I've spent the last three hours of my life listening to two performances of Bruckner's 5th symphony. One by the most legendary orchestra/conductor combination of our time, one by a Scottish Radio Orchestra.
I've come to two conclusions:
1. The Scottish Radio Orchestra won handily.
Claudio Abbado's Lucerne Performance sounded like a great orchestra playing without a conductor. Claudio Abbado came to Bruckner too late and his conception of Bruckner wreaks of wishy-washiness. Half-measures (no pun intended) work in Brahms, whose music is bathed in subtlety and moderation. But Bruckner's is the music of a fanatic. There is no way to civilize Bruckner and a conductor must as much strength and extremity in his convictions as Bruckner did. You either have to go with extreme tempo and dynamic fluctuations a la Furtwangler/Jochum/Barenboim or you have to have absolute consistency a la Klemperer/Bohm/Haitink. There is no in between. So Claudio Baby, can we please just have another Brahms cycle instead?

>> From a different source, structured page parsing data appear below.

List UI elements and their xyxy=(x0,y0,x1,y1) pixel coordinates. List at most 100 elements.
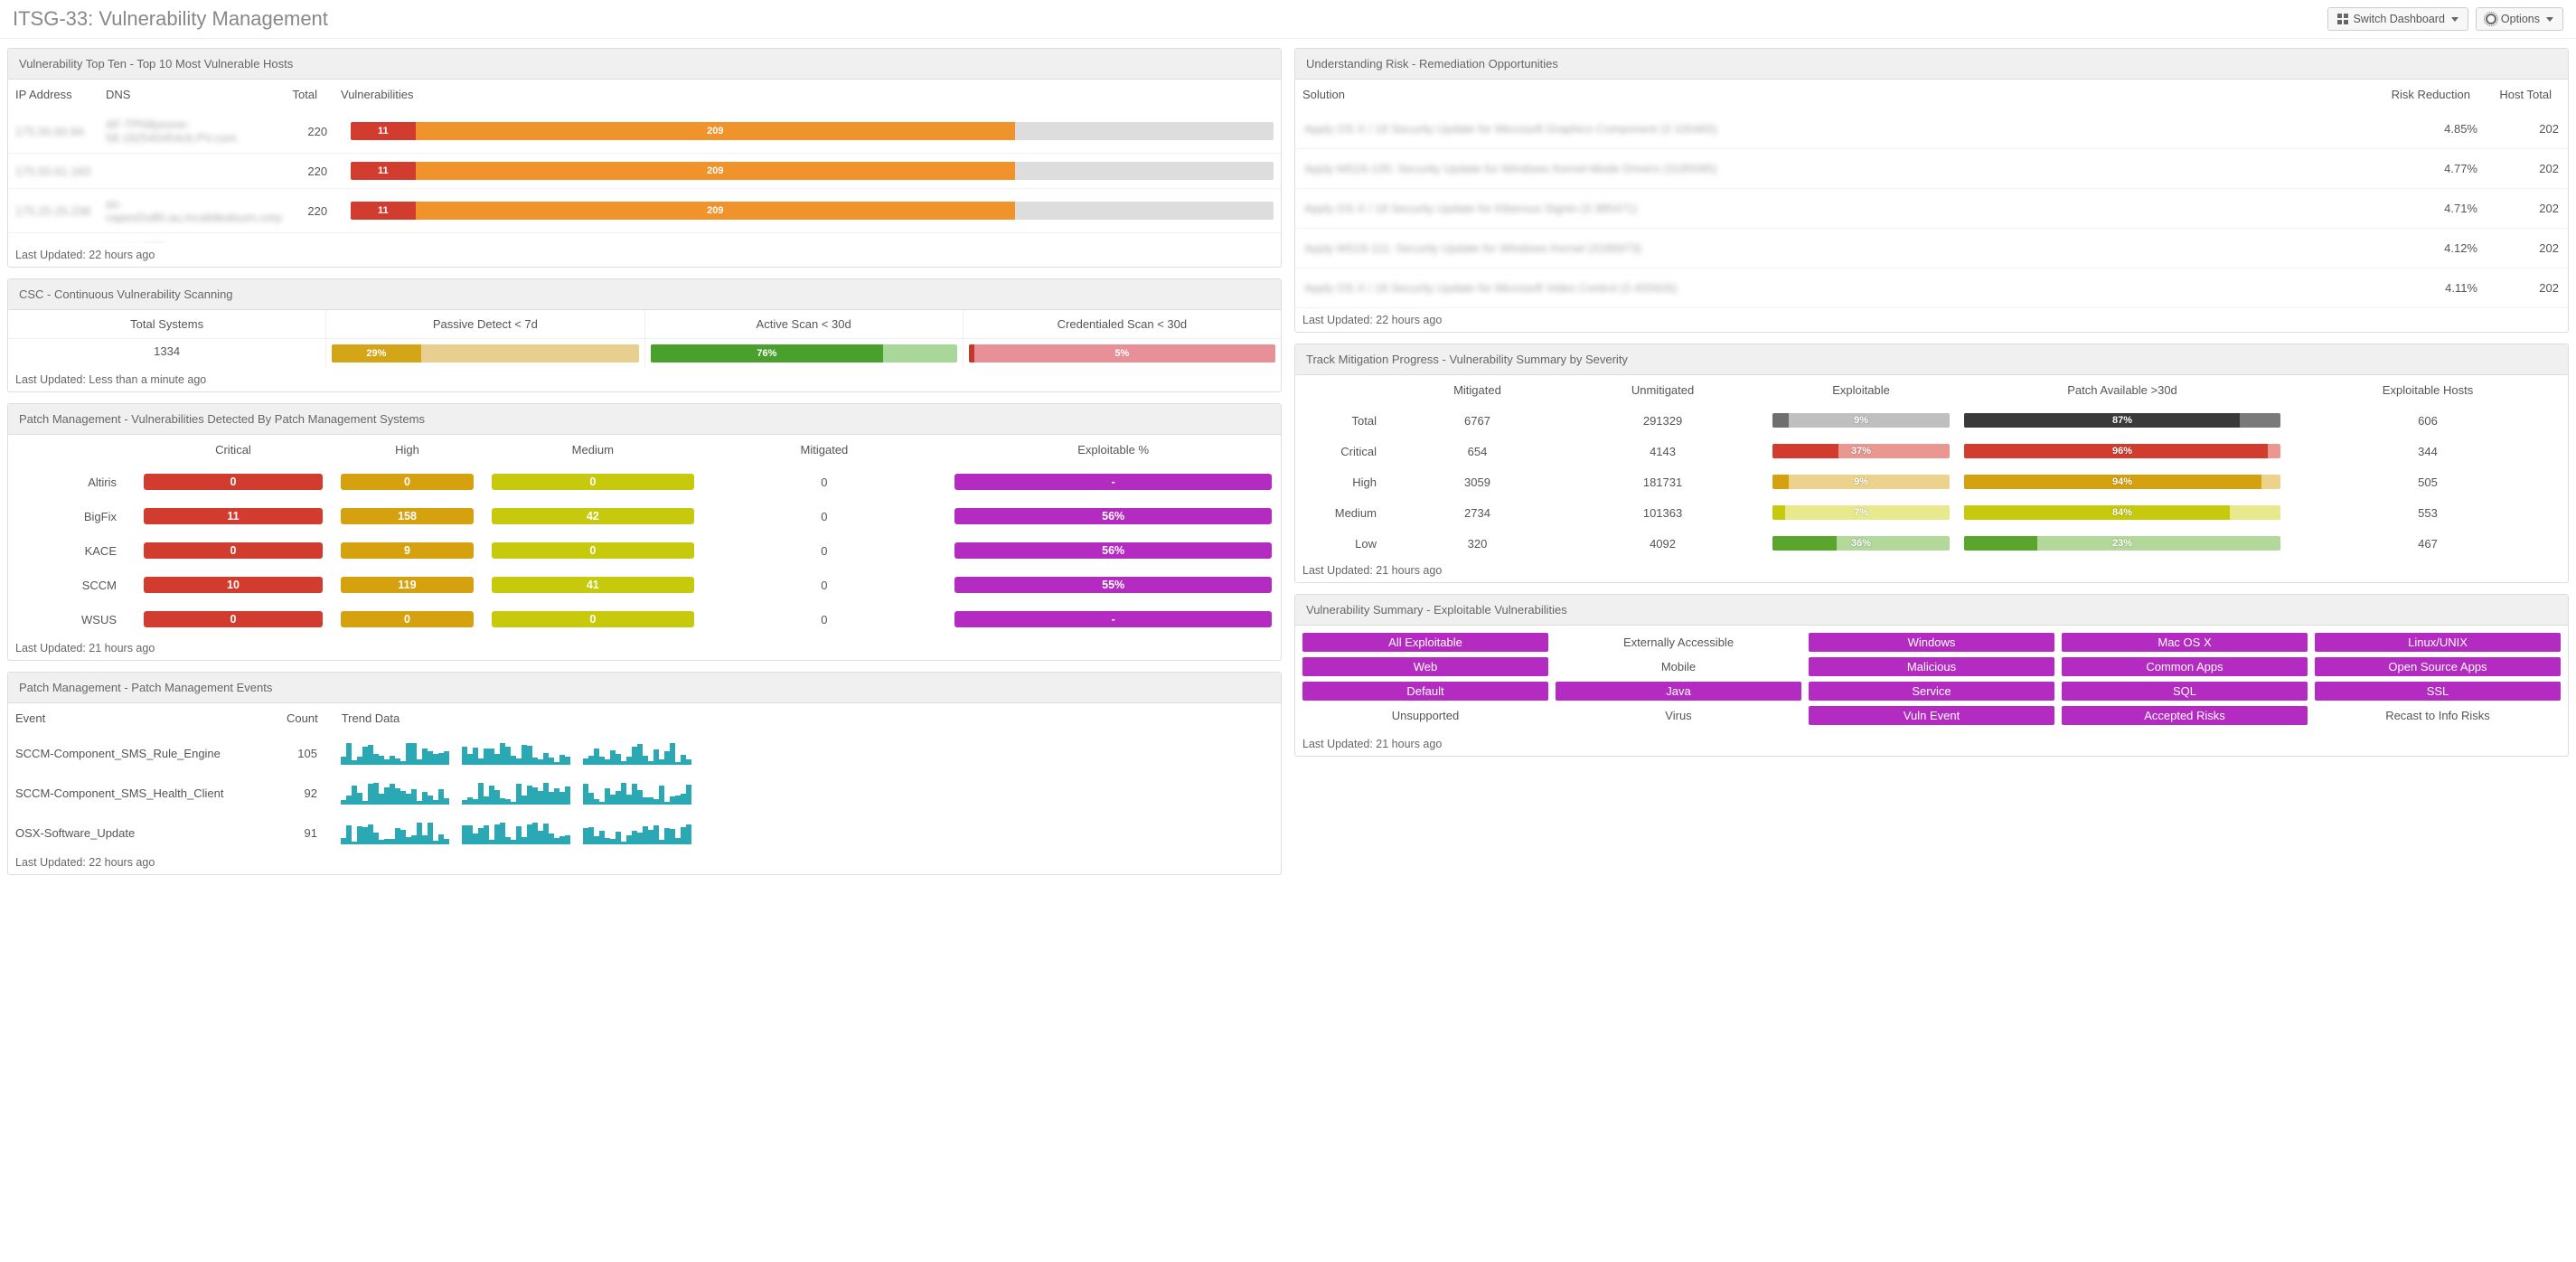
filter-tag[interactable]: Virus xyxy=(1556,706,1801,725)
options-button[interactable]: Options xyxy=(2476,7,2563,31)
col-header: Medium xyxy=(483,435,702,465)
switch-dashboard-button[interactable]: Switch Dashboard xyxy=(2327,7,2468,31)
cell-mitigated: 0 xyxy=(703,533,946,568)
col-header xyxy=(8,435,135,465)
filter-tag[interactable]: Mac OS X xyxy=(2062,633,2308,652)
filter-tag[interactable]: Linux/UNIX xyxy=(2315,633,2561,652)
table-row[interactable]: 175.60.25.192s-acumE85-43.su.larabthosol… xyxy=(8,233,1281,244)
panel-title: Vulnerability Summary - Exploitable Vuln… xyxy=(1295,595,2568,626)
panel-title: Patch Management - Vulnerabilities Detec… xyxy=(8,404,1281,435)
table-row[interactable]: Total67672913299%87%606 xyxy=(1295,405,2568,436)
col-event: Event xyxy=(8,703,279,733)
table-row[interactable]: Apply MS16-135: Security Update for Wind… xyxy=(1295,149,2568,189)
cell-medium: 42 xyxy=(492,508,693,524)
table-row[interactable]: BigFix1115842056% xyxy=(8,499,1281,533)
cell-event: SCCM-Component_SMS_Health_Client xyxy=(8,773,279,813)
cell-high: 0 xyxy=(341,474,474,490)
cell-reduction: 4.77% xyxy=(2369,149,2487,189)
csc-total-value: 1334 xyxy=(8,339,325,363)
filter-tag[interactable]: SSL xyxy=(2315,682,2561,701)
col-solution: Solution xyxy=(1295,80,2369,109)
cell-high: 119 xyxy=(341,577,474,593)
table-row[interactable]: Apply MS16-111: Security Update for Wind… xyxy=(1295,229,2568,268)
cell-critical: 11 xyxy=(144,508,323,524)
cell-severity: Total xyxy=(1295,405,1395,436)
filter-tag[interactable]: Unsupported xyxy=(1302,706,1548,725)
table-row[interactable]: 175.25.25.238as-capesDu80.au.incalideals… xyxy=(8,189,1281,233)
cell-solution: Apply OS X / 18 Security Update for Micr… xyxy=(1304,281,1677,295)
table-row[interactable]: High30591817319%94%505 xyxy=(1295,466,2568,497)
csc-cred-bar: 5% xyxy=(969,344,1275,363)
table-row[interactable]: SCCM-Component_SMS_Rule_Engine105 xyxy=(8,733,1281,773)
filter-tag[interactable]: Windows xyxy=(1809,633,2054,652)
table-row[interactable]: Critical654414337%96%344 xyxy=(1295,436,2568,466)
table-row[interactable]: WSUS0000- xyxy=(8,602,1281,636)
severity-bar: 84% xyxy=(1964,505,2280,520)
cell-unmitigated: 4143 xyxy=(1560,436,1765,466)
table-row[interactable]: Medium27341013637%84%553 xyxy=(1295,497,2568,528)
cell-solution: Apply OS X / 18 Security Update for Kibe… xyxy=(1304,202,1638,215)
table-row[interactable]: Apply OS X / 18 Security Update for Micr… xyxy=(1295,268,2568,308)
panel-updated: Last Updated: 22 hours ago xyxy=(8,851,1281,874)
top10-scroll[interactable]: 175.50.60.84AF-TPhilipsone-58.192540454c… xyxy=(8,109,1281,243)
table-row[interactable]: 175.50.60.84AF-TPhilipsone-58.192540454c… xyxy=(8,109,1281,154)
cell-critical: 0 xyxy=(144,542,323,559)
panel-remediation: Understanding Risk - Remediation Opportu… xyxy=(1294,48,2569,333)
cell-hosts: 202 xyxy=(2487,268,2568,308)
cell-count: 92 xyxy=(279,773,334,813)
cell-mitigated: 3059 xyxy=(1395,466,1560,497)
filter-tag[interactable]: Malicious xyxy=(1809,657,2054,676)
filter-tag[interactable]: Mobile xyxy=(1556,657,1801,676)
filter-tag[interactable]: Default xyxy=(1302,682,1548,701)
col-count: Count xyxy=(279,703,334,733)
filter-tag[interactable]: Java xyxy=(1556,682,1801,701)
table-row[interactable]: KACE090056% xyxy=(8,533,1281,568)
switch-dashboard-label: Switch Dashboard xyxy=(2353,13,2444,25)
table-row[interactable]: SCCM-Component_SMS_Health_Client92 xyxy=(8,773,1281,813)
col-total: Total xyxy=(279,80,334,109)
filter-tag[interactable]: Vuln Event xyxy=(1809,706,2054,725)
severity-bar: 87% xyxy=(1964,413,2280,428)
filter-tag[interactable]: Common Apps xyxy=(2062,657,2308,676)
severity-bar: 9% xyxy=(1772,475,1950,489)
table-row[interactable]: Apply OS X / 18 Security Update for Micr… xyxy=(1295,109,2568,149)
cell-severity: High xyxy=(1295,466,1395,497)
vuln-bar: 11209 xyxy=(351,122,1274,140)
panel-title: Vulnerability Top Ten - Top 10 Most Vuln… xyxy=(8,49,1281,80)
cell-total: 197 xyxy=(289,233,343,244)
filter-tag[interactable]: Externally Accessible xyxy=(1556,633,1801,652)
filter-tag[interactable]: Recast to Info Risks xyxy=(2315,706,2561,725)
col-header: Exploitable % xyxy=(945,435,1281,465)
cell-exploitable: 56% xyxy=(954,542,1272,559)
filter-tag[interactable]: Web xyxy=(1302,657,1548,676)
severity-bar: 9% xyxy=(1772,413,1950,428)
col-header: Unmitigated xyxy=(1560,375,1765,405)
table-row[interactable]: 175.50.61.18322011209 xyxy=(8,154,1281,189)
filter-tag[interactable]: All Exploitable xyxy=(1302,633,1548,652)
cell-hosts: 467 xyxy=(2288,528,2568,559)
options-label: Options xyxy=(2501,13,2540,25)
sparkline xyxy=(341,781,449,805)
cell-exploitable: 56% xyxy=(954,508,1272,524)
filter-tag[interactable]: Service xyxy=(1809,682,2054,701)
cell-medium: 41 xyxy=(492,577,693,593)
cell-severity: Medium xyxy=(1295,497,1395,528)
table-row[interactable]: OSX-Software_Update91 xyxy=(8,813,1281,851)
table-row[interactable]: Apply OS X / 18 Security Update for Kibe… xyxy=(1295,189,2568,229)
table-row[interactable]: SCCM1011941055% xyxy=(8,568,1281,602)
cell-total: 220 xyxy=(289,189,343,233)
panel-title: Understanding Risk - Remediation Opportu… xyxy=(1295,49,2568,80)
filter-tag[interactable]: Accepted Risks xyxy=(2062,706,2308,725)
table-row[interactable]: Altiris0000- xyxy=(8,465,1281,499)
patch-events-scroll[interactable]: SCCM-Component_SMS_Rule_Engine105SCCM-Co… xyxy=(8,733,1281,851)
table-row[interactable]: Low320409236%23%467 xyxy=(1295,528,2568,559)
sparkline xyxy=(583,821,691,844)
cell-severity: Low xyxy=(1295,528,1395,559)
cell-exploitable: 55% xyxy=(954,577,1272,593)
filter-tag[interactable]: SQL xyxy=(2062,682,2308,701)
filter-tag[interactable]: Open Source Apps xyxy=(2315,657,2561,676)
csc-active-bar: 76% xyxy=(651,344,957,363)
panel-csc: CSC - Continuous Vulnerability Scanning … xyxy=(7,278,1282,392)
col-header: High xyxy=(332,435,483,465)
cell-unmitigated: 181731 xyxy=(1560,466,1765,497)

The power of Ilan Volkov's conception dwarfed Abbado's. As a Brucknerian, Volkov is squarely in the latter, 'rigorist', camp. His performance reminded me of Karl Bohm's antique recording with the Staatskapelle Dresden (late 30's?). If I prefer the 'interventionist' approach in Bruckner, it's because Bruckner's repetition can be interminable and a Furtwangler or a Jochum gets the freedom to shape the music whatever way he needs to in order to minimize the redundancies. Even if Volkov's performance had the inevitable dry spots, it was a wonderful performance of a valid conception. Volkov and the BBC Scottish Symphony's PROMS performance demonstrated Bruckner's compositional rigor in every bar. Few conductors have better pointed Bruckner's kinship with Beethoven. An enormously commendable achievement from a conductor who's already somewhat fallen off the map and never ceases to surprise me (in good and bad ways).
2. I can't listen to Bruckner for the next three months.